Proposition 11   Soit $ A$ un anneau commmutatif, $ P$ un polynôme de $ A[X]$ et $ a$ un élément de $ A$. L'élément $ a$ est une racine de $ P$ si et seulement si $ X-a$ divise $ P$.

Démonstration : Supposons que $ X-a$ divise $ P$, soit $ P=(X-a)Q$. On obtient aussitôt $ P(a)=(a-a)Q(a)=0$.

Réciproquement, supposons que $ P(a)=0$. La remarque qui suit l'énoncé du théorème de division euclidienne montre que, même dans un anneau quelconque, on peut faire la division euclidienne de $ P$ par $ X-a$ ; écrivons donc $ P=Q(X-a)+R$, où le degré de $ R$ est strictement inférieur à $ 1=\deg(X-a)$ donc $ R$ est une constante $ c$.

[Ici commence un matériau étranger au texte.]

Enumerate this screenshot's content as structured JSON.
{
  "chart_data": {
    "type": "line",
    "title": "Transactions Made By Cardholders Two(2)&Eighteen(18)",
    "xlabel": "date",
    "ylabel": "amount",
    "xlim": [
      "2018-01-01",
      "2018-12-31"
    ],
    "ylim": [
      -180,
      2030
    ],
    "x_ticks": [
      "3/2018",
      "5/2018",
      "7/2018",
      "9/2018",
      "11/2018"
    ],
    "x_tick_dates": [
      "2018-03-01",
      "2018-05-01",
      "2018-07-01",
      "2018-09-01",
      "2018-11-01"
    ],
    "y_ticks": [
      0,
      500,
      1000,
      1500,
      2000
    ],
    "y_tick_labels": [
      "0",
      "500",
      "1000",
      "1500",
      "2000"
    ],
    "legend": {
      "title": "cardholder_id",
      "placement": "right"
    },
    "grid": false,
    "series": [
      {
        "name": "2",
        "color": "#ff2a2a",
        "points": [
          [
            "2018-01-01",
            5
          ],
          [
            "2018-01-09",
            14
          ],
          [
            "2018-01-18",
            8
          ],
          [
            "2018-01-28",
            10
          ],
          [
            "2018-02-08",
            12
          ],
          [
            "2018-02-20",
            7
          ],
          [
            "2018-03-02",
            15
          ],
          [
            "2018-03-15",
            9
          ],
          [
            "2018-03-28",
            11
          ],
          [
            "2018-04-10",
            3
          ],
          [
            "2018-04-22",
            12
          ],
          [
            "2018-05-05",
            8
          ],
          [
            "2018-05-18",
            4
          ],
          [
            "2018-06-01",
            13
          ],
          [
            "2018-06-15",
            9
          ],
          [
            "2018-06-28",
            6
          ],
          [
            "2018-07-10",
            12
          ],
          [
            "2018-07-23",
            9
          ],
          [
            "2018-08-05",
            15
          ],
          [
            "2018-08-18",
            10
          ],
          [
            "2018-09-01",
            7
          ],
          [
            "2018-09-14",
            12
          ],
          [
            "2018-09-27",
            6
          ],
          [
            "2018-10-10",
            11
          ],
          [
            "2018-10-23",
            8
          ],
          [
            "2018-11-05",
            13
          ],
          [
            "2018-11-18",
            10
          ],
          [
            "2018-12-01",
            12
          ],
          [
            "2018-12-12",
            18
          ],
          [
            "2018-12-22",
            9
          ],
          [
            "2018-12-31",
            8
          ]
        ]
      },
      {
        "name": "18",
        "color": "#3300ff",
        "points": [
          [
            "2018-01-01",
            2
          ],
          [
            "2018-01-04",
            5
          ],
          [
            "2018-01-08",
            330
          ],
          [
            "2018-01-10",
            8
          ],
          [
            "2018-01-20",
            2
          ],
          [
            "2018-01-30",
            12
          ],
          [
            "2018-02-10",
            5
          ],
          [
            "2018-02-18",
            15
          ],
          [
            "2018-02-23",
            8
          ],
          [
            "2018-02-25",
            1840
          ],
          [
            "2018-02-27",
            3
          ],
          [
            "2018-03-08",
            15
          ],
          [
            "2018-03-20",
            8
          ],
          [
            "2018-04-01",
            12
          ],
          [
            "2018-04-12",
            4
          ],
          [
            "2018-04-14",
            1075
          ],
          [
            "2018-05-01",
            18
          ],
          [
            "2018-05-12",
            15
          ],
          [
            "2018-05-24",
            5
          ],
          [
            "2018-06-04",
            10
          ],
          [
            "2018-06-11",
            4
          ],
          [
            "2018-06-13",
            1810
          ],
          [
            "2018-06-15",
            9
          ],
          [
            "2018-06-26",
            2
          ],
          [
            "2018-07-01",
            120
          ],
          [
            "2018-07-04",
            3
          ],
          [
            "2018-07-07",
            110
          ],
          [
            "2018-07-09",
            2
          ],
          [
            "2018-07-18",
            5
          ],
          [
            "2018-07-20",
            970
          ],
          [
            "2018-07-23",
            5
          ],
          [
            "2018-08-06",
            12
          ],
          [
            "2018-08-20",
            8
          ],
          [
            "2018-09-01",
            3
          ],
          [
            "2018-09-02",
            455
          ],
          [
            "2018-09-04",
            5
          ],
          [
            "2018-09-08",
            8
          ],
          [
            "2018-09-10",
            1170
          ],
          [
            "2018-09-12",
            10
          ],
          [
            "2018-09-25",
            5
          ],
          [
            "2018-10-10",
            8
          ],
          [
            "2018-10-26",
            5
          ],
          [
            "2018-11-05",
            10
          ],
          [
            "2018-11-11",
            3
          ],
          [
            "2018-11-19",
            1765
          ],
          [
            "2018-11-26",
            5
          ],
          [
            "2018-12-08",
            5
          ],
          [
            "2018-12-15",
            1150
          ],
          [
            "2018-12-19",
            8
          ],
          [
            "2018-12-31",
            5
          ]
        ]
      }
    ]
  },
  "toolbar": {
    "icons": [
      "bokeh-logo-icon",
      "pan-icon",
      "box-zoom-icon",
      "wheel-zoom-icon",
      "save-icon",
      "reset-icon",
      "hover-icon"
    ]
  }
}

En appliquant cette relation à $ a$, on obtient $ 0=P(a)=c$. Ainsi, $ P=(X-a)Q$ et donc $ X-a$ divise $ P$.$ \square$

Corollaire 1   Soit $ A$ un anneau commutatif intègre. Un polynôme non nul de degré $ n$ possède au plus $ n$ racines.

Démonstration : Par récurrence sur $ n$. Pour $ n=0$, un polynôme constant non nul possède évidemment zéro racine.

Soit $ n$ fixé, supposons le résultat vrai pour les polynômes de degré $ n$ ; soit maintenant $ P$ un polynôme de degré $ n+1$. Si $ P$ n'a aucune racine, le résultat est vrai pour $ P$ ; sinon soit $ a$ une racine de $ P$ ; par la proposition précédente on peut écrire $ P=(X-a)Q$ pour un polynôme $ Q$, qui est clairement de degré $ n$. Maintenant, si $ b$ est une racine de $ P$, alors $ 0=P(b)=(b-a)Q(b)$ donc $ b=a$ ou $ b$ est une racine de $ Q$ (c'est ici qu'on utilise l'hypothèse d'intégrité) ; or $ Q$ a au plus $ n$ racines, donc $ P$ en a au plus $ n+1$.$ \square$

On va ensuite définir un concept de «racine multiple».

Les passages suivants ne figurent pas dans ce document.